11-07-2013, 01:38 PM
This is another great topic.
I'm usually of the mind that I'm going to buy and hold these stocks for decades. And my plan is to buy when I think valuations are good, so there is a margin of safety. But while it is hard to time a buy decision, I think the sell decision is even harder.
There is a good argument to sell when your shares have become overvalued. This is not the same as saying that your stock has had a strong run up in price, however, and the distinction is important. If I buy AFL in the $40s, believing it to be significantly undervalued, and I think it is fairly valued, or still slightly undervalued, in the $60s, then it would be silly for me to sell in the $60s just because of the strong run. Now if it gets to the $80s and I think that is noticeably over-valued, that is when there is a tough choice to be made for a dividend growth investor.
Graham and Buffet and their ilk have been wildly successful buying when undervalued and selling when overvalued. And it couldn't seem any simpler than that. And while I am reasonably confident that I can spot undervaluation, I am not as confident with overvaluation. While they would seem to be two sides to the same coin, I think there is a big difference. When you make a buy decision, and you are dealing with a quality dividend growth stock, time is on your side. Even if you were a bit wrong about the valuation, you should do just fine over the many years ahead that the company has to grow its earnings and dividends, with the share price in tow. It is not the same with a sell decision -- if you're wrong and the stock is not overvalued, you miss out on the future growth of the company. Moreover, if you believe in staying mostly invested, you need a better place to put the cash than the company that you sold. In a down market where there are opportunities aplenty, this might be no problem at all. But when prices are up generally, it is harder.
On balance, then, although I see the logic in it, I personally have not yet been interested in selling off any of my winners. I've only sold where I see problems with the company or my original thesis in buying the stock has proven incorrect. My plan on buying is to hold for decades and enjoy the growing income stream, and I'll take a run-up in price as validation of the buy decision, but not as an invitation to part ways with the stock.

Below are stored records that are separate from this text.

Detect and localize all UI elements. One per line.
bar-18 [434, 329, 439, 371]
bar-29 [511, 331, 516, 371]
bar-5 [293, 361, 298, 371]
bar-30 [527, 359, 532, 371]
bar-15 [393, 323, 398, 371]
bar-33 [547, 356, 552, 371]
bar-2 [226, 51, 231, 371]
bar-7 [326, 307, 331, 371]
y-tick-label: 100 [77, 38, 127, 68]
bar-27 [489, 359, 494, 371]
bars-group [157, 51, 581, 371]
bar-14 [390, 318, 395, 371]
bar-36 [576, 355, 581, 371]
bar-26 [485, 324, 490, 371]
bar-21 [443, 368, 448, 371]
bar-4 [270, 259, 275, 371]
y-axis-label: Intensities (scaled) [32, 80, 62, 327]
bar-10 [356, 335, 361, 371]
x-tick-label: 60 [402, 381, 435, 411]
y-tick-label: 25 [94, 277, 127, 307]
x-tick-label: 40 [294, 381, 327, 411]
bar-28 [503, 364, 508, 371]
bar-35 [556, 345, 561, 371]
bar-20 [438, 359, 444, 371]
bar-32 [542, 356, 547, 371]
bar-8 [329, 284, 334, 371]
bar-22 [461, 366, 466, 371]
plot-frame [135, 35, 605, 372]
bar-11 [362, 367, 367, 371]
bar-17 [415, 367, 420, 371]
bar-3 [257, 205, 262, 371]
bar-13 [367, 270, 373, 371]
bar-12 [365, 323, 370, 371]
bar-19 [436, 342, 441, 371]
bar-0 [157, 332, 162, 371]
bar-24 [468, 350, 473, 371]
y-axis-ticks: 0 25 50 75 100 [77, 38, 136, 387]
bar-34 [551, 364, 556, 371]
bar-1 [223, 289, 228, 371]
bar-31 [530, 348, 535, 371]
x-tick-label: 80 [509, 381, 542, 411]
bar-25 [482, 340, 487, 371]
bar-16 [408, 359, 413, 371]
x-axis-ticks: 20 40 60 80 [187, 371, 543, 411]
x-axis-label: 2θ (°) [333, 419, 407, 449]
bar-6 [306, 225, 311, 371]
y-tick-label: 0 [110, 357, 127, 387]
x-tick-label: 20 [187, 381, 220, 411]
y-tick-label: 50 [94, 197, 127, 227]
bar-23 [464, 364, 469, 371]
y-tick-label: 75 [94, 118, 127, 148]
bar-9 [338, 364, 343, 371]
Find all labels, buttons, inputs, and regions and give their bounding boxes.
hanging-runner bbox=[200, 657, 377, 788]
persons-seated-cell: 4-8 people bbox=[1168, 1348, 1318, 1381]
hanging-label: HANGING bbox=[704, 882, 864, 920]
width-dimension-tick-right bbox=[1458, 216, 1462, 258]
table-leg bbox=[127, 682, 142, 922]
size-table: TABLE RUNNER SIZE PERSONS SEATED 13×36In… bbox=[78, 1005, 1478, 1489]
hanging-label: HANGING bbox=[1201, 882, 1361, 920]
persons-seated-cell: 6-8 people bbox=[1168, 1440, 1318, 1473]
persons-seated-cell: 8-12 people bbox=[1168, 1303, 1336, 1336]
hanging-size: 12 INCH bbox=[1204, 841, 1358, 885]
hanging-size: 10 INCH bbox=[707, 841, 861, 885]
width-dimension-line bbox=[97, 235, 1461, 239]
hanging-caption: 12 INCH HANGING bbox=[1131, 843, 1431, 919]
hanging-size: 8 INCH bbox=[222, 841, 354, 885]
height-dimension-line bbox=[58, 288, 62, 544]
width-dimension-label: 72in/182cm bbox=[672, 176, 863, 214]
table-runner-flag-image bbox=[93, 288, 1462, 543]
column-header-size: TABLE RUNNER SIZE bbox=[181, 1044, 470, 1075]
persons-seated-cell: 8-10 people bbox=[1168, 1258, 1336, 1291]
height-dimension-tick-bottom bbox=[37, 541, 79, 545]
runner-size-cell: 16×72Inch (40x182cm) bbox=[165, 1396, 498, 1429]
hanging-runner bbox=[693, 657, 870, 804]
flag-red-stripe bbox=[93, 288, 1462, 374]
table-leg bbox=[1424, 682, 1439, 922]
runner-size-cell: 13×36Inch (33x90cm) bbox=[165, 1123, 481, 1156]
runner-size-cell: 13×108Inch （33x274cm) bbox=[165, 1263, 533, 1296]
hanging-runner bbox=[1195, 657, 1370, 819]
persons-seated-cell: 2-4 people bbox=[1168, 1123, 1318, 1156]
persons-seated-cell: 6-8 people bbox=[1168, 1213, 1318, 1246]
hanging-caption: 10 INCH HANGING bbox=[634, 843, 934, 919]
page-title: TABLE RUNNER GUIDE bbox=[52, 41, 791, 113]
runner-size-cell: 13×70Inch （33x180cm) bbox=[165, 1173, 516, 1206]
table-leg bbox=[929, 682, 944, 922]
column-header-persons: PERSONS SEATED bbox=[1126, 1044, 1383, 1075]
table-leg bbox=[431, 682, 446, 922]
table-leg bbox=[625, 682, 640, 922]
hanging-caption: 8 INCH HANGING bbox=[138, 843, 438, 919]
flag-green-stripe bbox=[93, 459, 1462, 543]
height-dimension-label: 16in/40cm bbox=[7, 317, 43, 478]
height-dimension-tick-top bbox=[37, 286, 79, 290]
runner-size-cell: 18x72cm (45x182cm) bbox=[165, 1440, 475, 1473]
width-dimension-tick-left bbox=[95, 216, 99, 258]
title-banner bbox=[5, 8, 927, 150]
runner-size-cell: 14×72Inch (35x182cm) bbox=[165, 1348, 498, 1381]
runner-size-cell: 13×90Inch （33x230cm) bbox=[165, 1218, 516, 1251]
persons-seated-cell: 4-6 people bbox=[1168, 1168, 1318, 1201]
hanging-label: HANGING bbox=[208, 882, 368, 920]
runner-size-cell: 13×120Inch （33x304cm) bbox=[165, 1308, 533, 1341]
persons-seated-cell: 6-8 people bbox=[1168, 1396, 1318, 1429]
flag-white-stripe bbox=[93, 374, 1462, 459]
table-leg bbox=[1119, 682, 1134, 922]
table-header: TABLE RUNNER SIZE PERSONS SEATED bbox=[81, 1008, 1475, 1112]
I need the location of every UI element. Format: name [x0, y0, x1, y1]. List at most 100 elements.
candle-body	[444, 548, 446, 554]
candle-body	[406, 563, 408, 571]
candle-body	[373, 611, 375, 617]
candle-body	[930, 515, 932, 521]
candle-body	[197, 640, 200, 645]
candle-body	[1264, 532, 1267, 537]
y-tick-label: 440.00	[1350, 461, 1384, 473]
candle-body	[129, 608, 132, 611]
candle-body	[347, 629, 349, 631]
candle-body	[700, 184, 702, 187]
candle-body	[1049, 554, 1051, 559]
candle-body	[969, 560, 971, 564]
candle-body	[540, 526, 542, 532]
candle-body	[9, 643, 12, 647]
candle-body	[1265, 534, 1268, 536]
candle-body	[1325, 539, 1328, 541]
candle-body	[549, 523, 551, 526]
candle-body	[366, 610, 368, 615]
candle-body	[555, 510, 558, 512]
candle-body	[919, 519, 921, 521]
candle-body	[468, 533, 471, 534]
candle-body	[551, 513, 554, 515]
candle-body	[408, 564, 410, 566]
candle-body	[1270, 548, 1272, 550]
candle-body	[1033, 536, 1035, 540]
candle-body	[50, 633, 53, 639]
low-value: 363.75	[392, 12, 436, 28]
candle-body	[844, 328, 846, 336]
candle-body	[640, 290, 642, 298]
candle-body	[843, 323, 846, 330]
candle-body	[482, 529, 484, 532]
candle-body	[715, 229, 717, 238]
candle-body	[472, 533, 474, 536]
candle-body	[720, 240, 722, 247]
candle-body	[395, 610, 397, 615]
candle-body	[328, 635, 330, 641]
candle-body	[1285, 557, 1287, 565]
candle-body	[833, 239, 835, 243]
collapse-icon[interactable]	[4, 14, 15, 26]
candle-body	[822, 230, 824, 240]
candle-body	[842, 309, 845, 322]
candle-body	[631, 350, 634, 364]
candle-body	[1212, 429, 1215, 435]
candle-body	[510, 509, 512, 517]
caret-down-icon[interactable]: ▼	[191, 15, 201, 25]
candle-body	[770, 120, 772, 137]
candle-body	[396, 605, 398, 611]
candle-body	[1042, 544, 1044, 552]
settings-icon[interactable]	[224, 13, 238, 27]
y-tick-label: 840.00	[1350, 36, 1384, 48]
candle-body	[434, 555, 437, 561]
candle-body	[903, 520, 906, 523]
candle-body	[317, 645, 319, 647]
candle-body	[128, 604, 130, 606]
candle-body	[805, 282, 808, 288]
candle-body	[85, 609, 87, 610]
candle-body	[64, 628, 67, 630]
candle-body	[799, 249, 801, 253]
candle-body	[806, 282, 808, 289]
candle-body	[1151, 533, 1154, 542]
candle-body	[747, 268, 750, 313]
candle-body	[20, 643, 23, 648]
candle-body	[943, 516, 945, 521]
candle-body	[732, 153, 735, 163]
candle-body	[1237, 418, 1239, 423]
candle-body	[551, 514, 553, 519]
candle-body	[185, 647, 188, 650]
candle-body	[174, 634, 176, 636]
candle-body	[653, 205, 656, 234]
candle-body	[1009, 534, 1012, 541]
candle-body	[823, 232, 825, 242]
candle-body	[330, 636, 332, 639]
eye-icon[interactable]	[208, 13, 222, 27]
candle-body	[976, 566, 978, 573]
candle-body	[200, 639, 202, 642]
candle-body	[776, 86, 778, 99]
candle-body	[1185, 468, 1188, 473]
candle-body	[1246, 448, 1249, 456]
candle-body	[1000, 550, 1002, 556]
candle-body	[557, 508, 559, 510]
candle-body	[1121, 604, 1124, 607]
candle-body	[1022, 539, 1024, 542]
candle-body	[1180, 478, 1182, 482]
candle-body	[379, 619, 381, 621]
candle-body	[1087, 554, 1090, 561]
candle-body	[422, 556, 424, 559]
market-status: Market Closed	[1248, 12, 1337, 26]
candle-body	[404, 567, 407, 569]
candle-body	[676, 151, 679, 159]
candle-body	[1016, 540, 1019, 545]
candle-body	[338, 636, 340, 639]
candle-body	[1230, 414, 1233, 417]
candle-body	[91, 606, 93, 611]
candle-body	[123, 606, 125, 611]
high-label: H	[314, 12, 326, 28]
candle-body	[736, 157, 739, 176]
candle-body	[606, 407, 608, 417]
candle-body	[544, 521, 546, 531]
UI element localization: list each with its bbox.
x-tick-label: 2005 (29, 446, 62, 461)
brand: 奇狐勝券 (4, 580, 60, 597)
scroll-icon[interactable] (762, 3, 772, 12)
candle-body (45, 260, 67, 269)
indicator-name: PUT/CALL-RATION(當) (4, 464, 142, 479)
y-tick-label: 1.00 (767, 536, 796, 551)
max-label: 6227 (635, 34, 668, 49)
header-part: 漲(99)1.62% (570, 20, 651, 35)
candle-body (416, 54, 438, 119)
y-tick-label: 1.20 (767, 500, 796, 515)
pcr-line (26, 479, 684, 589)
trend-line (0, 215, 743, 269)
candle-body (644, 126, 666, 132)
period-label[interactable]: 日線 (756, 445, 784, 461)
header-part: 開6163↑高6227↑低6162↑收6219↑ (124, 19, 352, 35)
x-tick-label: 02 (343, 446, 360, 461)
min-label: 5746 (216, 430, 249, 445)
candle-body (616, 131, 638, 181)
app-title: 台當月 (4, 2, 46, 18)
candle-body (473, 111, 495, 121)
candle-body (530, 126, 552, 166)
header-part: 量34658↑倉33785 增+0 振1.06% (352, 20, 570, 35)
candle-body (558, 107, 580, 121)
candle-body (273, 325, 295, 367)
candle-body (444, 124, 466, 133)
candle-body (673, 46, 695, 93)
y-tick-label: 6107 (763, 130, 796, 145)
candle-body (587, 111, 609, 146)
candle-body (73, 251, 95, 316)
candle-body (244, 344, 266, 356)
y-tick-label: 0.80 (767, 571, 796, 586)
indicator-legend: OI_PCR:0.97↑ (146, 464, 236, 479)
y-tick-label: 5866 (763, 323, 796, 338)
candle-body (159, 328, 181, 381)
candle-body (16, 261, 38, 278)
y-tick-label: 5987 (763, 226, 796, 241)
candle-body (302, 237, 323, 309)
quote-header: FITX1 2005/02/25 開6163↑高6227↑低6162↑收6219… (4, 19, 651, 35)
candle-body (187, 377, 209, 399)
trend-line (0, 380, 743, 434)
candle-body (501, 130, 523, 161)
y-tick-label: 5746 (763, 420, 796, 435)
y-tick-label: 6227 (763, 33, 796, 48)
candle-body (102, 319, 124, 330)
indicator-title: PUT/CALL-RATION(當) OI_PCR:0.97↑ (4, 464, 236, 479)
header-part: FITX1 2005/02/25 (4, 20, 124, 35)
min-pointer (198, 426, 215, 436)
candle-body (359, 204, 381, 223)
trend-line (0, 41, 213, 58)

On the other hand, if I had no dry powder, had something that felt overvalued to me, and there was a screaming opportunity that I was dying to jump on, I could see making the move. Or I could see selling off a portion of my portfolio generally if we found ourselves in another dot-com-type mania.
I'm usually of the mind that I'm going to buy and hold these stocks for decades. And my plan is to buy when I think valuations are good, so there is a margin of safety. But while it is hard to time a buy decision, I think the sell decision is even harder.
There is a good argument to sell when your shares have become overvalued. This is not the same as saying that your stock has had a strong run up in price, however, and the distinction is important. If I buy AFL in the $40s, believing it to be significantly undervalued, and I think it is fairly valued, or still slightly undervalued, in the $60s, then it would be silly for me to sell in the $60s just because of the strong run. Now if it gets to the $80s and I think that is noticeably over-valued, that is when there is a tough choice to be made for a dividend growth investor.
Graham and Buffet and their ilk have been wildly successful buying when undervalued and selling when overvalued. And it couldn't seem any simpler than that. And while I am reasonably confident that I can spot undervaluation, I am not as confident with overvaluation. While they would seem to be two sides to the same coin, I think there is a big difference. When you make a buy decision, and you are dealing with a quality dividend growth stock, time is on your side. Even if you were a bit wrong about the valuation, you should do just fine over the many years ahead that the company has to grow its earnings and dividends, with the share price in tow. It is not the same with a sell decision -- if you're wrong and the stock is not overvalued, you miss out on the future growth of the company. Moreover, if you believe in staying mostly invested, you need a better place to put the cash than the company that you sold. In a down market where there are opportunities aplenty, this might be no problem at all. But when prices are up generally, it is harder.
On balance, then, although I see the logic in it, I personally have not yet been interested in selling off any of my winners. I've only sold where I see problems with the company or my original thesis in buying the stock has proven incorrect. My plan on buying is to hold for decades and enjoy the growing income stream, and I'll take a run-up in price as validation of the buy decision, but not as an invitation to part ways with the stock.
On the other hand, if I had no dry powder, had something that felt overvalued to me, and there was a screaming opportunity that I was dying to jump on, I could see making the move. Or I could see selling off a portion of my portfolio generally if we found ourselves in another dot-com-type mania.